On one visit, a blind date who had a sense of humor gave me her street address: 4525 Oak. I drove up the spacious driveway promptly at 7, whereupon she stepped out from behind the pillars of the impressive mansion and came flouncing down the short set of concrete stairs. Quite an entrance.
It didn't take me long to realize the young lady had emerged from the shadows of the William Rockhill Nelson Art Gallery a 1930ish example of what might be called industrial classical. Back then, it had stood in solitary dignity. Much has changed since, not necessarily for the better. Now a couple of gigantic Claes Oldenburg shuttlecocks have been plunked down on the once wide, unbroken expanse of lawn as if the visitor had interrupted a gigantic game of badminton.
More unsettling, a kind of big, segmented tube has been attached to the stately old museum. Like a vermiform appendix. It looks like the standard airport concourse, only without the personality. I kept looking for the screen showing Arrivals and Departures. The new addition goes on and on like some huge nematode, raising the fear that, even if you cut it in half, each of the halves would just grow back again.
The new addition is as unfixable as some amorphous Thing From Another Planet in a bad sci-fi flick. It makes quite a contrast with the old museum it's been attached to like a parasite. Old dignity, meet new shapelessness.
The architect's statement we're handed proudly compares the new addition with the original, much to the disadvantage of the original, listing qualities for each:
| Opaque || Transparent |
| Heavy || Light |
| Hermetic || Meshing |
| Inward views || Views to landscape |
| Bounded || Unbounded |
| Directed || Open circulation |
| Single mass || Transparent lenses |
Only one obvious comparison is missing. Original building: Character. New addition: None.
The handout from the architect waxes prosaic. Its 21st century artspeak is a typical specimen of the ersatz language one finds engraved on museum walls these days like so much verbal mold.
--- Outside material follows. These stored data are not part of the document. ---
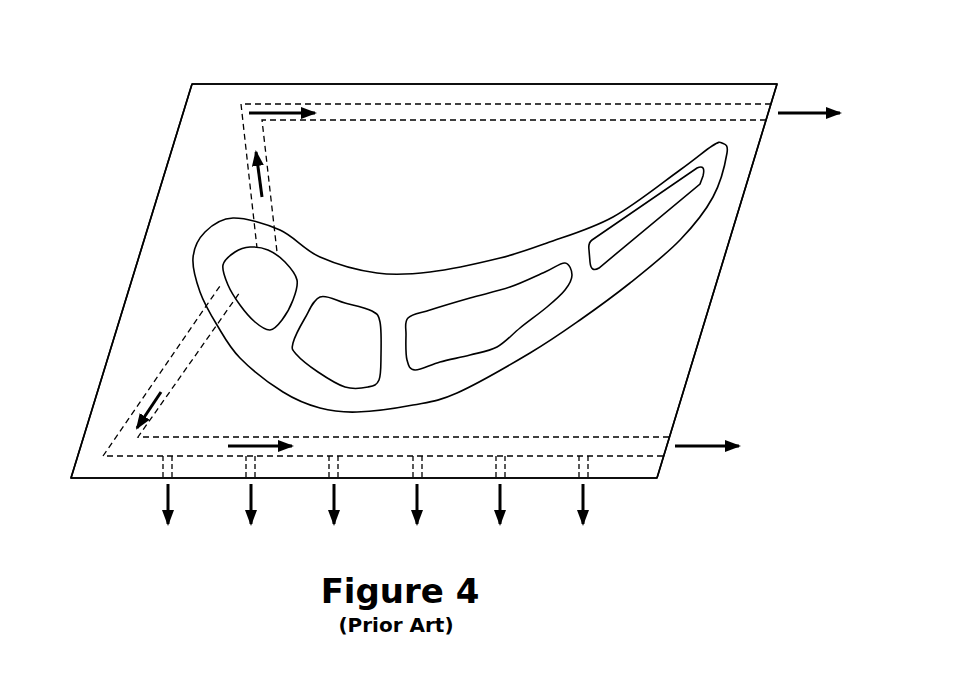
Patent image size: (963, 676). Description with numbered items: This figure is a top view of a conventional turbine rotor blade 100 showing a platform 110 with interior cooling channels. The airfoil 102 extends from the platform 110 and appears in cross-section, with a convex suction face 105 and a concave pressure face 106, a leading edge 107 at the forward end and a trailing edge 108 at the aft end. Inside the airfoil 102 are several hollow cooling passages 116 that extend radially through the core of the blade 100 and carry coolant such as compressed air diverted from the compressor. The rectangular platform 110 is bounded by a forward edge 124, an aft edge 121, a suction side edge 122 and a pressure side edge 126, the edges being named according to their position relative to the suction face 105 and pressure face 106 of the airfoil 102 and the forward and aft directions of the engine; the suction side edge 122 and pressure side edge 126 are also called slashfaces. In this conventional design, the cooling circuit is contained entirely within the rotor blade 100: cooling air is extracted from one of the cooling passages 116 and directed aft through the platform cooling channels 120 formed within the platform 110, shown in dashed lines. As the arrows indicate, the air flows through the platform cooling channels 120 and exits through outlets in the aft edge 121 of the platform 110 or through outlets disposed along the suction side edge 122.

The turbine rotor blade 100 is at (95, 87).
The airfoil 102 is at (170, 250).
The suction face 105 is at (457, 393).
The pressure face 106 is at (472, 266).
The leading edge 107 is at (208, 232).
The trailing edge 108 is at (727, 147).
The platform 110 is at (127, 341).
The cooling passages 116 is at (241, 296).
The platform cooling channels 120 is at (243, 143).
The aft edge 121 is at (707, 320).
The suction side edge 122 is at (110, 479).
The forward edge 124 is at (123, 305).
The pressure side edge 126 is at (678, 84).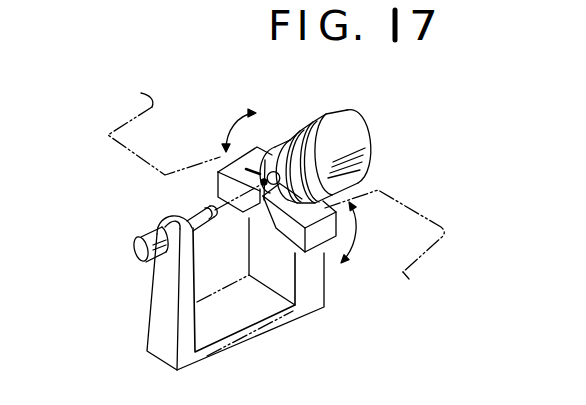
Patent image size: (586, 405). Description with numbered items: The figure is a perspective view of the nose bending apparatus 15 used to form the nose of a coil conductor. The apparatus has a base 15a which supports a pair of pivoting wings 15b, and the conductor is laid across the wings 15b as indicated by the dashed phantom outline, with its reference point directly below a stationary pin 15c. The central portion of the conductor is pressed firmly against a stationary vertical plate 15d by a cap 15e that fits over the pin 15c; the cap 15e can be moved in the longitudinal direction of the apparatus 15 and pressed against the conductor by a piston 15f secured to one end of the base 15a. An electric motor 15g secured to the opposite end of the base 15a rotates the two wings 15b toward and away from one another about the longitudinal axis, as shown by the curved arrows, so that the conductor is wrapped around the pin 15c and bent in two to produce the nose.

The statement makes up for what it lacks in precision by its sheer, free-flowing volume, much like the wormy architecture of the new addition itself. Consider this sample: (Brace yourself.)
"As visitors move through the new addition, they will experience a flow between light, art, architecture and landscape, with views from one level to another, from inside to outside. The threaded movement between the light-gathering lenses of the new addition weaves the new building with the landscape in a fluid dynamism based on a sensitive relationship to its context. Rather than an addition of a mass, the new elements exist in complementary contrast with the original 1933 classical 'Temple of Art.' "
All of which sounds like just a bunch of fluid dynamism to me. The final touch is those superfluous quotation marks around Temple of Art. This kind of wordwurst would be incomplete without them, like a greasy salami without those whitish specks of pure fat embedded in the indistinguishable ingredients.
To translate the press release into plain English, which is a rare commodity these days in the art world or anywhere else, the new addition augments the neo-classical with the nondescript.
The effect from the outside is equally appalling, even obscene as if a long stretch of bowel had been flung off the operating table and missed the pail, winding up instead in what once had been a lovely garden.
The great thing about the new addition is supposed to be its translucence, the way it admits the outdoor light. The wistful glow of a fall afternoon fading into evening is indeed beautiful. But why would anyone want to filter it through this huge, milky intestine?
There's a reason for continuity in architecture for why new additions to the old should be in the same style, or at least not clash with it. There's a reason for restraint in art. But we may not remember it till restraint is gone. Then the reason for it becomes all too apparent. Even translucent.